А нас верблюдов чистить определили в тыл.

Британия за храбрость вручила нам медали.

Понравилась вам песня? Я ничего не скрыл.


А хор наш отпелся… Чего уж там петь,

И оркестр наш свое отыграл.

Мне б лучше до этаких дел помереть,

Чем видеть, что я повидал.


Перевела И. Копостинская

84. «КТО ПОД МИНДЕНОМ СРАЖАЛСЯ…*

Песнь наставление


Кто под Минденом сражался, тот ума не враз набрался

Как и тот, кто воевал под Ватерлоо.


Но от Миндена команда прошагала до Майванда.

Хоть сначала было ой как тяжело!


Что ты ходишь с рожей пресной?
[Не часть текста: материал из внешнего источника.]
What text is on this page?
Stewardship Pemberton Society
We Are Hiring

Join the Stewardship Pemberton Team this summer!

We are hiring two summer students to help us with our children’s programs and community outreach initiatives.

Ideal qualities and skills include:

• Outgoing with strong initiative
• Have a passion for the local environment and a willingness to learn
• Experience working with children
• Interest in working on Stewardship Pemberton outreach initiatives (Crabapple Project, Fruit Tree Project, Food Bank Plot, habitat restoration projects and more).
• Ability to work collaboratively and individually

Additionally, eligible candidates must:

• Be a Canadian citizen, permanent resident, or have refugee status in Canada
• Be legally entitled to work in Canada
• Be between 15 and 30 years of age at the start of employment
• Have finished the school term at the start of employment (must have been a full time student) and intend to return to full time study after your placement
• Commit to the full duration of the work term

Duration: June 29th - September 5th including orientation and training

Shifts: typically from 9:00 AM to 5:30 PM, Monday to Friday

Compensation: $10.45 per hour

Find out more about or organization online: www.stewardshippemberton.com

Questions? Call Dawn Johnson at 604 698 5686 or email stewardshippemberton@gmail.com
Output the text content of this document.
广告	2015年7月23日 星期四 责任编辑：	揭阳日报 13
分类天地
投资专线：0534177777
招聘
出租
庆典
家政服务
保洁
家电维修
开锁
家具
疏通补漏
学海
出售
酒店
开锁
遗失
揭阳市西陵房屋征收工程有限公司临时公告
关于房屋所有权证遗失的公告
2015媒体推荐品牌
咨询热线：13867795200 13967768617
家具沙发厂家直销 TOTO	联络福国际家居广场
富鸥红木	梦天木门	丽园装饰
Нам подмога — Царь Небесный

Станем школить, все запомнишь, хошь не хошь.


Только ты не огрызайся, на разнос не нарывайся.

Ежель хошь ты стать на воина похож!


Кто под Минденом сражался, распрекрасно наряжался.

Галстук был длиною дюймов шесть.


Замечательные парни мыли пол в своей поварне.

Почитали тяжкий труд они за честь.


Кто под Минденом сражался, лихо с бомбою бросался.

(Мы зовем ее «гранатою ручной».)


А раззяве и мазиле наказание грозило,

Чтоб не портили картинки показной.


Кто под Минденом сражался, чистил медь, не разгибался.

На мундире — двести пуговиц (не вру!).


Но солдат без лишних жалоб (взять пример вам не мешало б!)

Их надраивал до блеска ввечеру.


Кто под Минденом сражался, алебардой, слышь, махался

И палил из мушкетона, слышь, в бою.


Не видал я эти штуки, но, видать, и те науки

Унтер тож преподавал под «мать-твою»!


Кто под Минденом сражался, тот в строю не пререкался.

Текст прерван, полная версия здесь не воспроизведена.